Constructing a map of degree 2 $f:T^2\rightarrow S^2$ I know the definition of degree and homology type stuff. But I don't know what a map $T^2\rightarrow S^2$ should actually look like. We never work with explicit examples in my class and I just have no idea what to write. Should I map toroidal coordinates to toroidal coordinates? If not, then what? How do I build this map explicitly? I know his is a stupid question but please help, I'm having trouble with the formalism and I need somebody to directly spell it out for me. Please show me what to do. I don't know how to easily describe maps between spaces like this or how to tell intuitively what I should do to make it have a particular degree. I get what this doing algebraically to the homology groups but I don't know what it is doing to the actual set. 

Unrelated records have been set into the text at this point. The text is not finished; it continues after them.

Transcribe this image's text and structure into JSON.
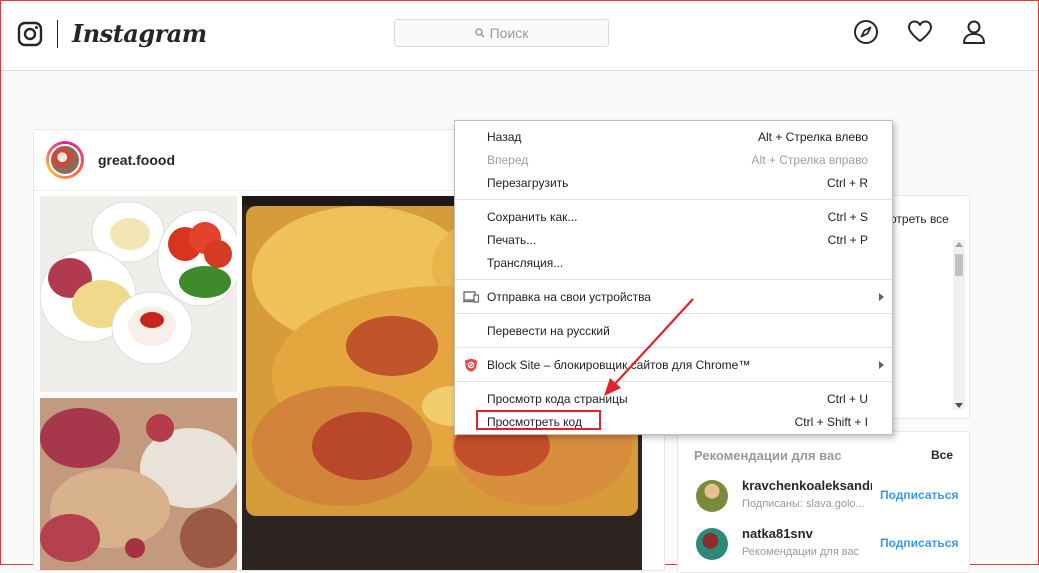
{
  "header": {
    "brand": "Instagram",
    "search_placeholder": "Поиск",
    "icons": [
      "camera-logo-icon",
      "compass-icon",
      "heart-icon",
      "profile-icon"
    ]
  },
  "post": {
    "username": "great.foood"
  },
  "suggestions_top": {
    "see_all": "отреть все"
  },
  "recommendations": {
    "title": "Рекомендации для вас",
    "all_label": "Все",
    "items": [
      {
        "name": "kravchenkoaleksandr",
        "subtitle": "Подписаны: slava.golo...",
        "button": "Подписаться"
      },
      {
        "name": "natka81snv",
        "subtitle": "Рекомендации для вас",
        "button": "Подписаться"
      }
    ]
  },
  "context_menu": {
    "items": [
      {
        "label": "Назад",
        "shortcut": "Alt + Стрелка влево",
        "disabled": false
      },
      {
        "label": "Вперед",
        "shortcut": "Alt + Стрелка вправо",
        "disabled": true
      },
      {
        "label": "Перезагрузить",
        "shortcut": "Ctrl + R",
        "disabled": false
      },
      {
        "label": "Сохранить как...",
        "shortcut": "Ctrl + S",
        "disabled": false
      },
      {
        "label": "Печать...",
        "shortcut": "Ctrl + P",
        "disabled": false
      },
      {
        "label": "Трансляция...",
        "shortcut": "",
        "disabled": false
      },
      {
        "label": "Отправка на свои устройства",
        "shortcut": "",
        "disabled": false,
        "submenu": true,
        "icon": "devices-icon"
      },
      {
        "label": "Перевести на русский",
        "shortcut": "",
        "disabled": false
      },
      {
        "label": "Block Site – блокировщик сайтов для Chrome™",
        "shortcut": "",
        "disabled": false,
        "submenu": true,
        "icon": "block-site-icon"
      },
      {
        "label": "Просмотр кода страницы",
        "shortcut": "Ctrl + U",
        "disabled": false
      },
      {
        "label": "Просмотреть код",
        "shortcut": "Ctrl + Shift + I",
        "disabled": false,
        "highlighted": true
      }
    ]
  },
  "colors": {
    "annotation_red": "#e52229",
    "follow_blue": "#3897f0",
    "border": "#dbdbdb"
  }
}
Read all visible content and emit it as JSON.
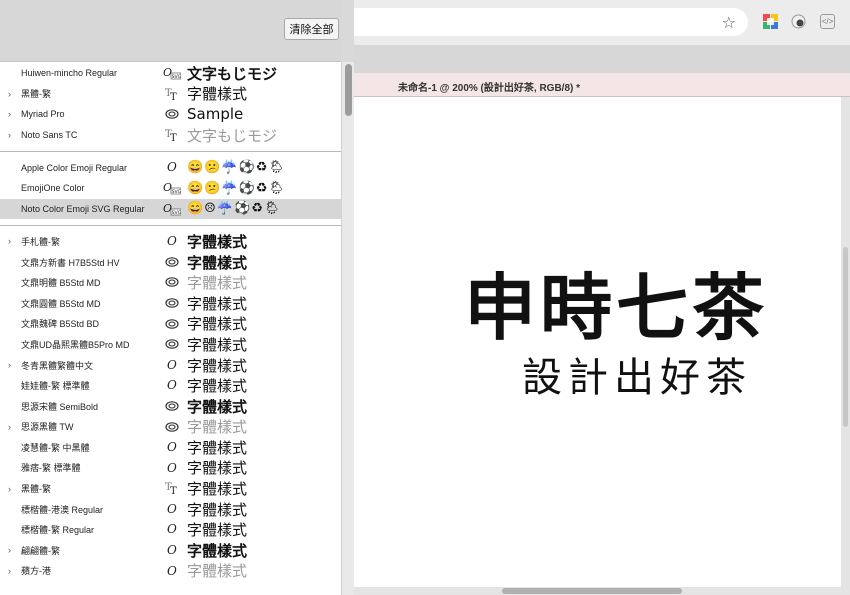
{
  "panel": {
    "clear_all": "清除全部",
    "groups": [
      [
        {
          "name": "Huiwen-mincho Regular",
          "chevron": false,
          "icon": "otf-svg-icon",
          "sample": "文字もじモジ",
          "style": "bold"
        },
        {
          "name": "黑體-繁",
          "chevron": true,
          "icon": "truetype-icon",
          "sample": "字體樣式",
          "style": "sans"
        },
        {
          "name": "Myriad Pro",
          "chevron": true,
          "icon": "adobe-cloud-icon",
          "sample": "Sample",
          "style": "sans"
        },
        {
          "name": "Noto Sans TC",
          "chevron": true,
          "icon": "truetype-icon",
          "sample": "文字もじモジ",
          "style": "sans grey"
        }
      ],
      [
        {
          "name": "Apple Color Emoji Regular",
          "chevron": false,
          "icon": "opentype-icon",
          "sample": "😄😕☔⚽♻🌦",
          "style": "emoji"
        },
        {
          "name": "EmojiOne Color",
          "chevron": false,
          "icon": "otf-svg-icon",
          "sample": "😄😕☔⚽♻🌦",
          "style": "emoji"
        },
        {
          "name": "Noto Color Emoji SVG Regular",
          "chevron": false,
          "icon": "otf-svg-icon",
          "sample": "😄☹☔⚽♻🌦",
          "style": "emoji",
          "selected": true
        }
      ],
      [
        {
          "name": "手札體-繁",
          "chevron": true,
          "icon": "opentype-icon",
          "sample": "字體樣式",
          "style": "bold"
        },
        {
          "name": "文鼎方新書 H7B5Std HV",
          "chevron": false,
          "icon": "adobe-cloud-icon",
          "sample": "字體樣式",
          "style": "bold"
        },
        {
          "name": "文鼎明體 B5Std MD",
          "chevron": false,
          "icon": "adobe-cloud-icon",
          "sample": "字體樣式",
          "style": "grey"
        },
        {
          "name": "文鼎圓體 B5Std MD",
          "chevron": false,
          "icon": "adobe-cloud-icon",
          "sample": "字體樣式",
          "style": ""
        },
        {
          "name": "文鼎魏碑 B5Std BD",
          "chevron": false,
          "icon": "adobe-cloud-icon",
          "sample": "字體樣式",
          "style": ""
        },
        {
          "name": "文鼎UD晶熙黑體B5Pro MD",
          "chevron": false,
          "icon": "adobe-cloud-icon",
          "sample": "字體樣式",
          "style": "sans"
        },
        {
          "name": "冬青黑體繁體中文",
          "chevron": true,
          "icon": "opentype-icon",
          "sample": "字體樣式",
          "style": "sans"
        },
        {
          "name": "娃娃體-繁 標準體",
          "chevron": false,
          "icon": "opentype-icon",
          "sample": "字體樣式",
          "style": ""
        },
        {
          "name": "思源宋體 SemiBold",
          "chevron": false,
          "icon": "adobe-cloud-icon",
          "sample": "字體樣式",
          "style": "bold"
        },
        {
          "name": "思源黑體 TW",
          "chevron": true,
          "icon": "adobe-cloud-icon",
          "sample": "字體樣式",
          "style": "sans grey"
        },
        {
          "name": "凌慧體-繁 中黑體",
          "chevron": false,
          "icon": "opentype-icon",
          "sample": "字體樣式",
          "style": ""
        },
        {
          "name": "雅痞-繁 標準體",
          "chevron": false,
          "icon": "opentype-icon",
          "sample": "字體樣式",
          "style": "sans"
        },
        {
          "name": "黑體-繁",
          "chevron": true,
          "icon": "truetype-icon",
          "sample": "字體樣式",
          "style": "sans"
        },
        {
          "name": "標楷體-港澳 Regular",
          "chevron": false,
          "icon": "opentype-icon",
          "sample": "字體樣式",
          "style": ""
        },
        {
          "name": "標楷體-繁 Regular",
          "chevron": false,
          "icon": "opentype-icon",
          "sample": "字體樣式",
          "style": ""
        },
        {
          "name": "翩翩體-繁",
          "chevron": true,
          "icon": "opentype-icon",
          "sample": "字體樣式",
          "style": "bold"
        },
        {
          "name": "蘋方-港",
          "chevron": true,
          "icon": "opentype-icon",
          "sample": "字體樣式",
          "style": "sans grey"
        }
      ]
    ]
  },
  "document": {
    "tab_title": "未命名-1 @ 200% (設計出好茶, RGB/8) *",
    "logo_main": "申時七茶",
    "logo_sub": "設計出好茶"
  },
  "browser": {
    "extension_icons": [
      "palette-extension-icon",
      "circle-extension-icon",
      "code-extension-icon"
    ],
    "code_icon_text": "</>"
  }
}
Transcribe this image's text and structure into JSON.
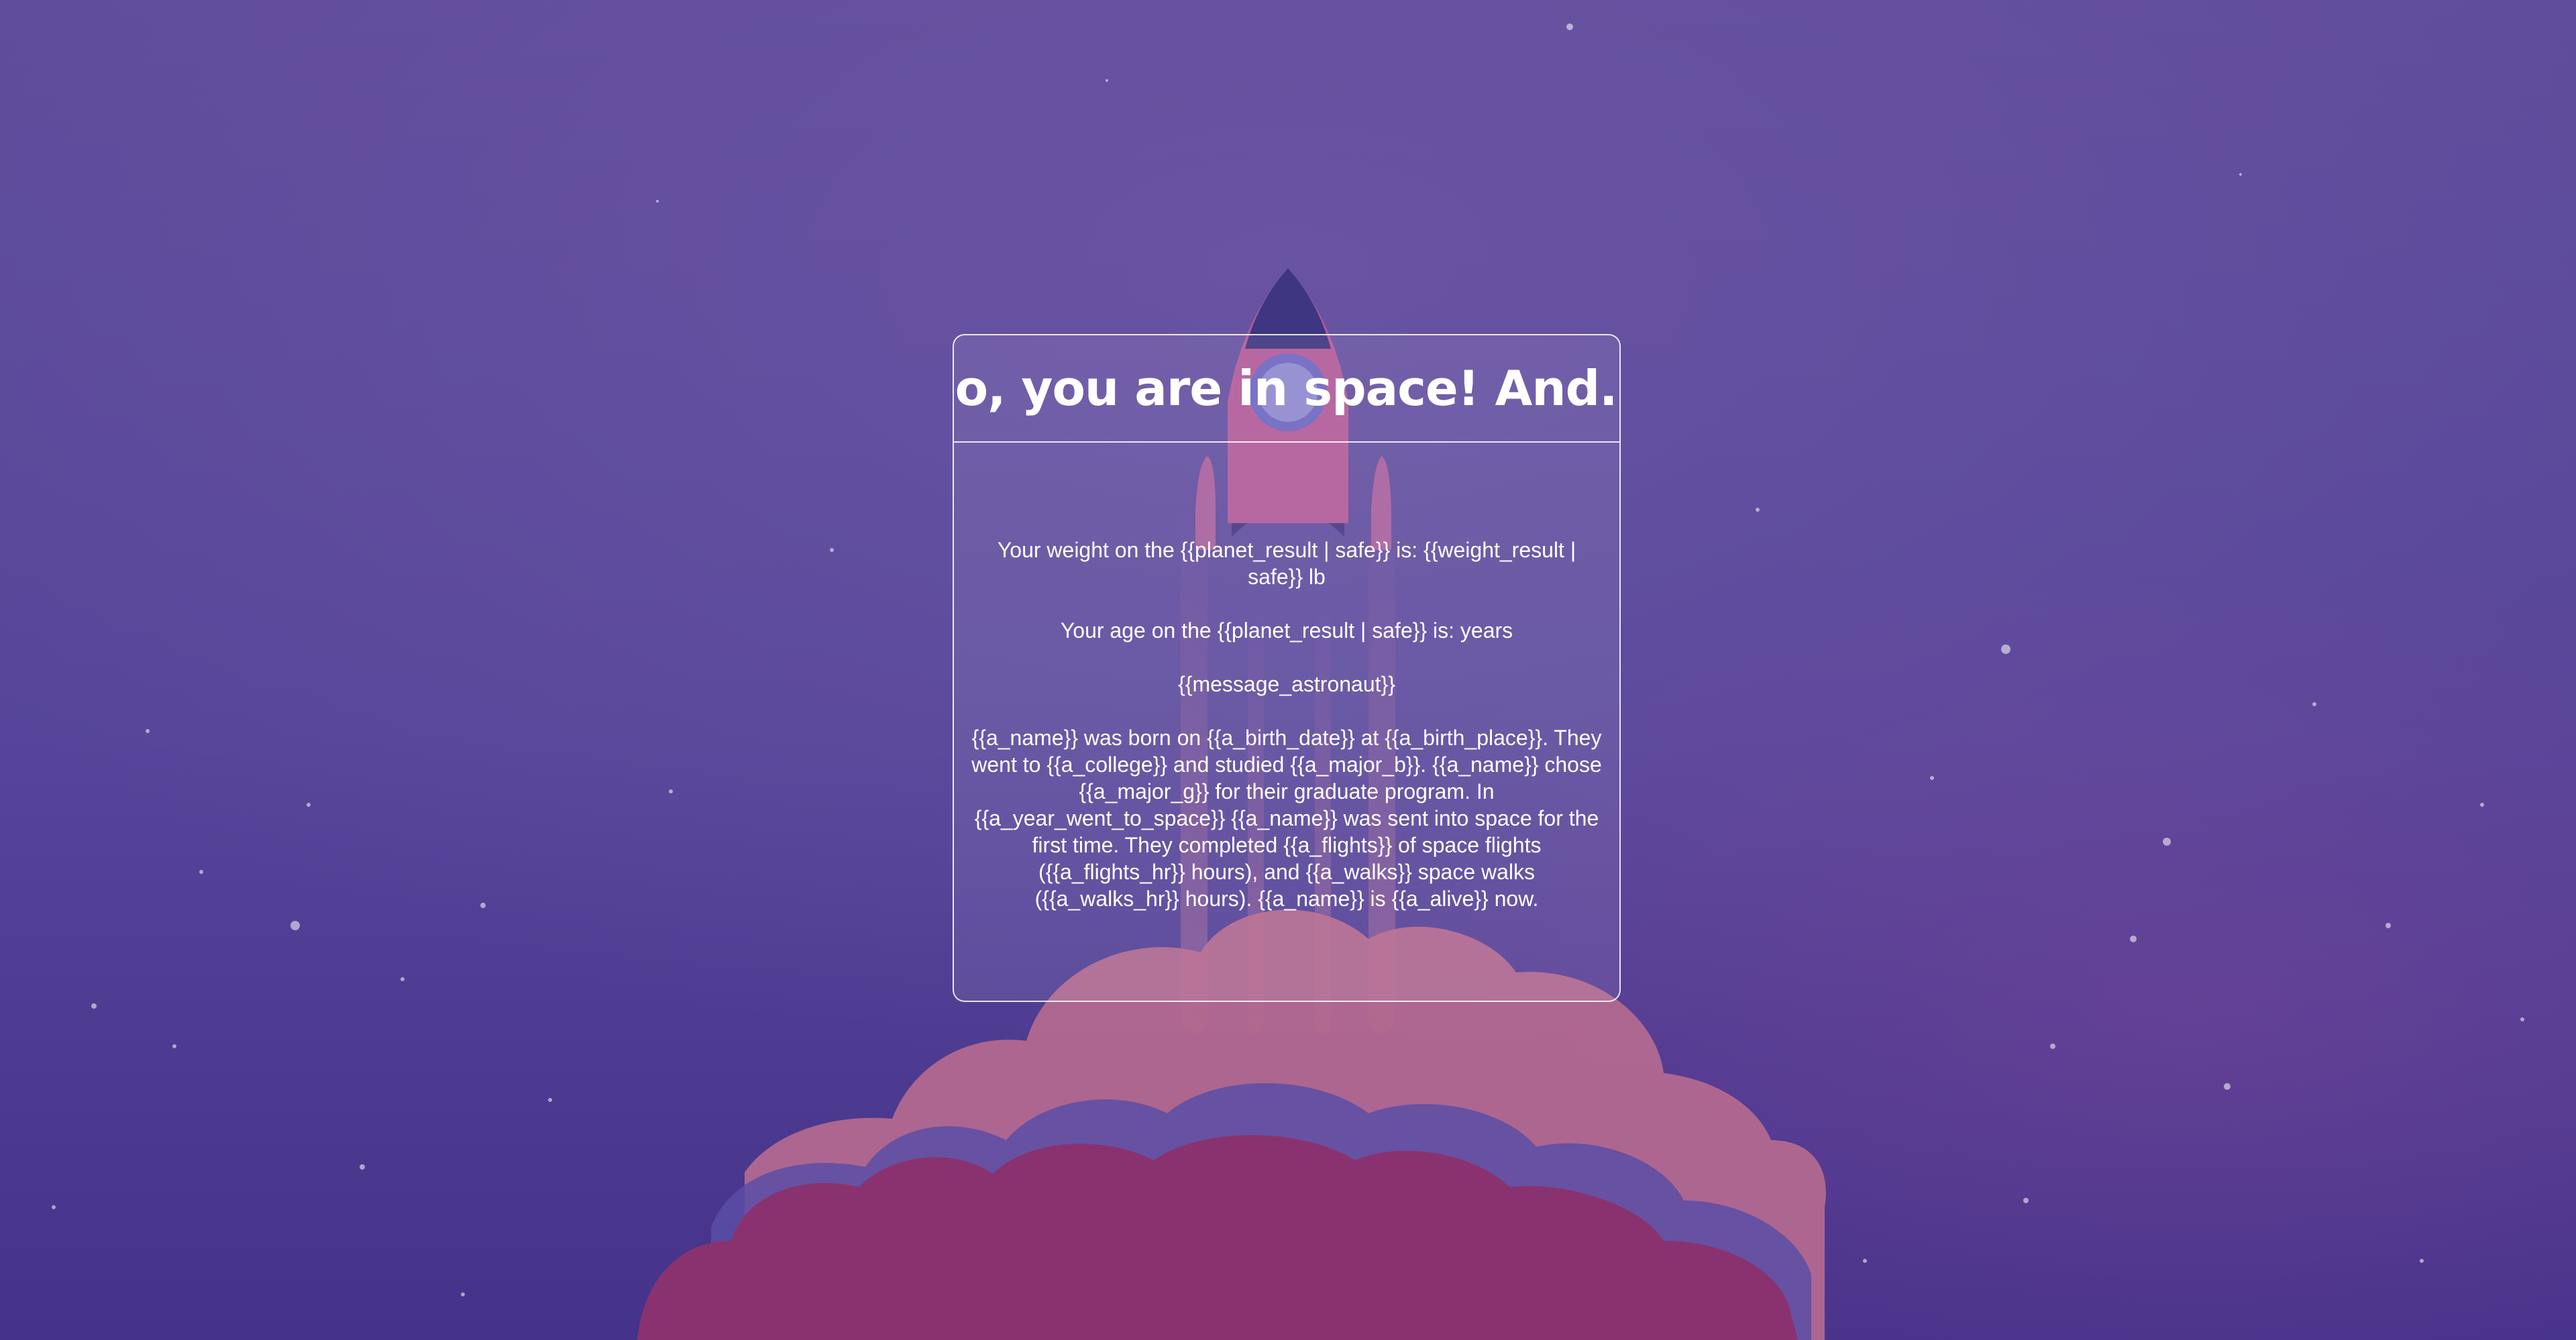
{
  "card": {
    "title": "So, you are in space! And...",
    "weight_line": "Your weight on the {{planet_result | safe}} is: {{weight_result | safe}} lb",
    "age_line": "Your age on the {{planet_result | safe}} is: years",
    "message_line": "{{message_astronaut}}",
    "bio_paragraph": "{{a_name}} was born on {{a_birth_date}} at {{a_birth_place}}. They went to {{a_college}} and studied {{a_major_b}}. {{a_name}} chose {{a_major_g}} for their graduate program. In {{a_year_went_to_space}} {{a_name}} was sent into space for the first time. They completed {{a_flights}} of space flights ({{a_flights_hr}} hours), and {{a_walks}} space walks ({{a_walks_hr}} hours). {{a_name}} is {{a_alive}} now."
  },
  "colors": {
    "background": "#5a4896",
    "rocket_body": "#b75d9b",
    "rocket_nose": "#3f3682",
    "window_ring": "#8079c9",
    "cloud_back": "#b56a8f",
    "cloud_front": "#8a3270",
    "text": "#ffffff"
  },
  "icons": {
    "background_illustration": "rocket-launch-illustration"
  }
}
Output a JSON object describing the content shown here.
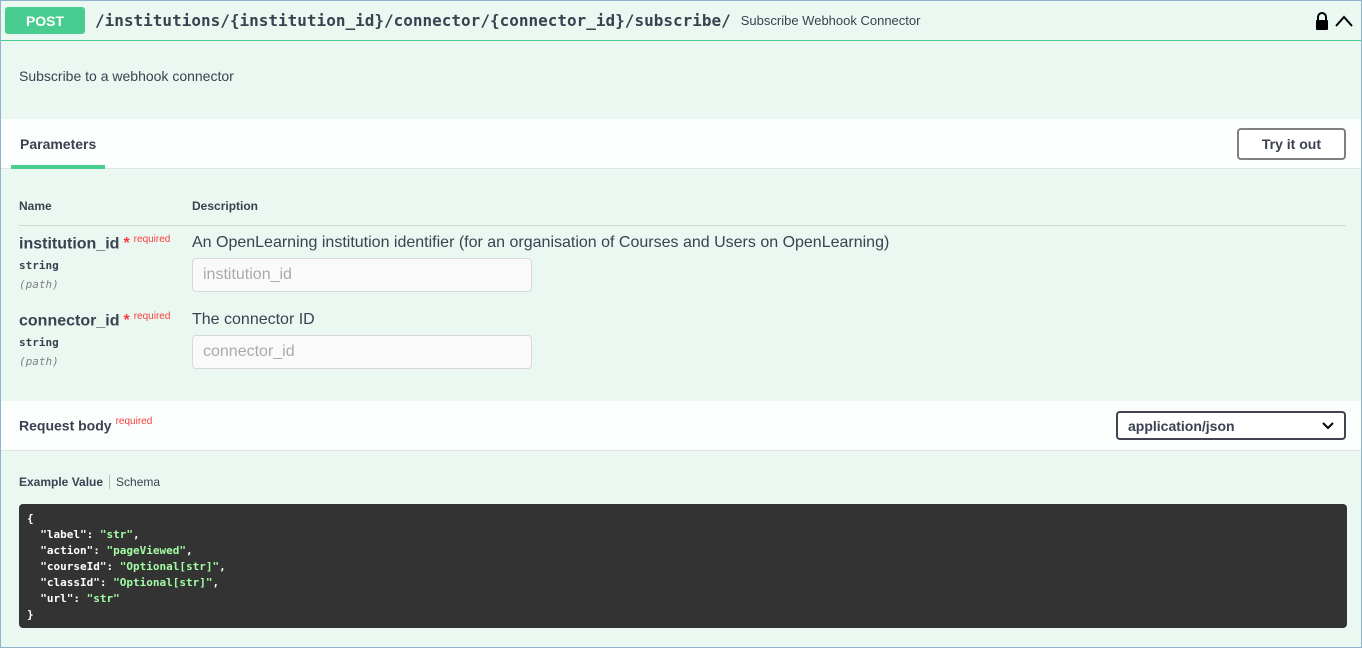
{
  "operation": {
    "method": "POST",
    "path": "/institutions/{institution_id}/connector/{connector_id}/subscribe/",
    "summary": "Subscribe Webhook Connector",
    "description": "Subscribe to a webhook connector"
  },
  "parameters": {
    "tab_label": "Parameters",
    "try_label": "Try it out",
    "col_name": "Name",
    "col_description": "Description",
    "items": [
      {
        "name": "institution_id",
        "required": "required",
        "type": "string",
        "in": "(path)",
        "description": "An OpenLearning institution identifier (for an organisation of Courses and Users on OpenLearning)",
        "placeholder": "institution_id"
      },
      {
        "name": "connector_id",
        "required": "required",
        "type": "string",
        "in": "(path)",
        "description": "The connector ID",
        "placeholder": "connector_id"
      }
    ]
  },
  "request_body": {
    "label": "Request body",
    "required": "required",
    "content_type": "application/json",
    "example_tab": "Example Value",
    "schema_tab": "Schema",
    "example": [
      {
        "key": "\"label\"",
        "value": "\"str\"",
        "comma": ","
      },
      {
        "key": "\"action\"",
        "value": "\"pageViewed\"",
        "comma": ","
      },
      {
        "key": "\"courseId\"",
        "value": "\"Optional[str]\"",
        "comma": ","
      },
      {
        "key": "\"classId\"",
        "value": "\"Optional[str]\"",
        "comma": ","
      },
      {
        "key": "\"url\"",
        "value": "\"str\"",
        "comma": ""
      }
    ]
  },
  "colors": {
    "post": "#49cc90",
    "background": "#ebf8f1",
    "code_bg": "#333333",
    "code_string": "#a2fca2"
  }
}
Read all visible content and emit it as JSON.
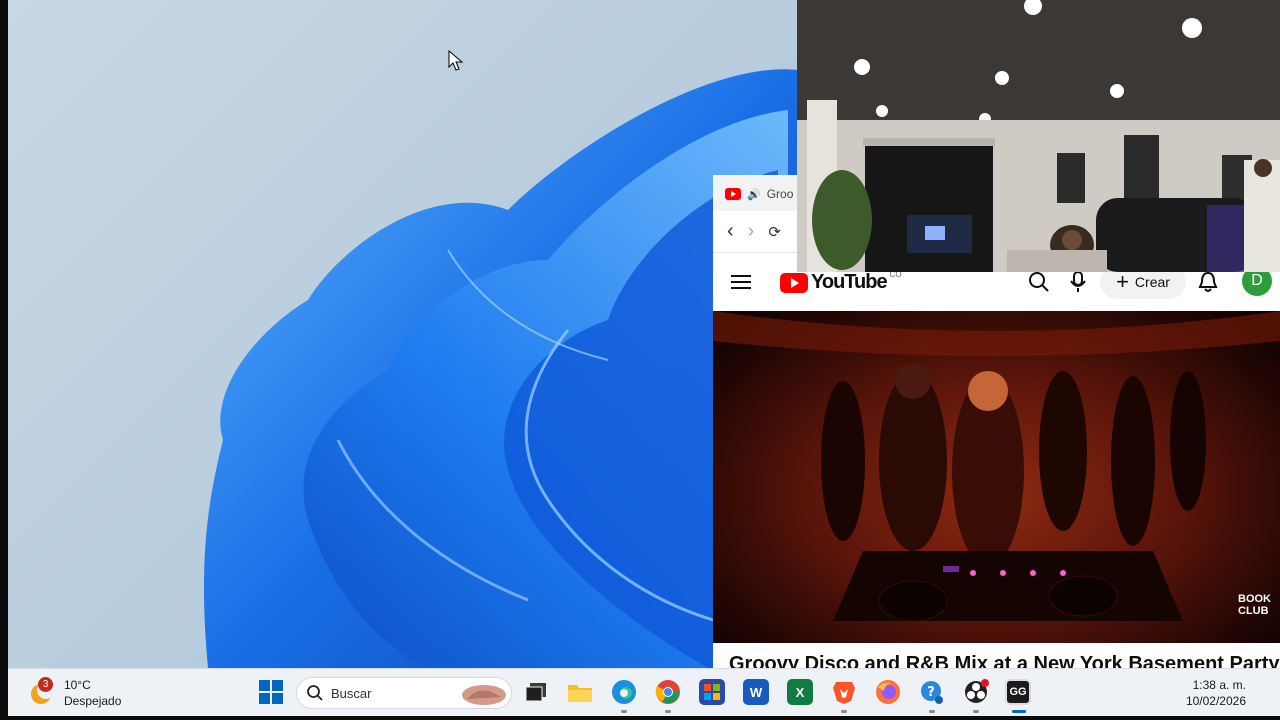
{
  "browser": {
    "tab_title": "Groo",
    "tab_icon": "youtube-favicon-icon",
    "audio_icon": "speaker-icon"
  },
  "youtube": {
    "logo_text": "YouTube",
    "logo_badge": "CO",
    "create_label": "Crear",
    "avatar_letter": "D",
    "video_watermark": "BOOK CLUB",
    "video_title": "Groovy Disco and R&B Mix at a New York Basement Party |"
  },
  "taskbar": {
    "weather_badge": "3",
    "temperature": "10°C",
    "condition": "Despejado",
    "search_placeholder": "Buscar",
    "time": "1:38 a. m.",
    "date": "10/02/2026",
    "apps": [
      "start-icon",
      "task-view-icon",
      "file-explorer-icon",
      "edge-icon",
      "chrome-icon",
      "microsoft-store-icon",
      "word-icon",
      "excel-icon",
      "brave-icon",
      "firefox-icon",
      "get-help-icon",
      "obs-icon",
      "gg-app-icon"
    ]
  },
  "colors": {
    "youtube_red": "#ff0000",
    "avatar_green": "#2e9e3a",
    "windows_blue": "#0067c0"
  }
}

 A: Consider the construction of the torus T as a square Q with some identifications on the boundary B. If you look at the image in T of the boundary of Q, you find two circles joined at a point. Call A the resulting subspace of T.
Now if you collapse A in T to a point to get the space T/A, you get the same thing as if you had collapsed the boundary B of the square Q to a point. That is, T/A is homeomorphic to Q/B, and this last space is a 2-sphere.
We get in this way a quotient map $f:T \to T/A\cong S^2$. This map has degree 1, as you can probably check.
Now if we identify $S^2$ with the extended complex plane, the map $q:z\mapsto z^2$ has degree 2.
The composition $q\circ f$ has degree 2.
A: Take any degree 1 map $S^1\times S^1 \to S^2$, (e.g. the map $S^1 \times S^1 \to S^1 \wedge S^1=S^2$) and compose it with the map $S^2 \to RP^2 \to RP^2/RP^1=S^2$ which has degree 2.  This is a degree 2 map.
A: You want a map $f: S^1  \times S^1 \to S^2$ of degree two. It suffices to provide a map of degree one, since the map $z \times z^2$ is of degree two from the torus to the torus, and degree is functorial.
For a map of degree one, consider the smash product map
$$\gamma: S ^1 \times S^1 \to S^1 \wedge S^1 \cong S^2.$$
To see that this has degree one, you can use the fact that cellular maps are determined by their degrees when collapsing subcomplexes. With the "standard" CW complex structure on $S^1 \times S^1$, $\gamma$ becomes the identity map on the non-collapsed $2$-cell.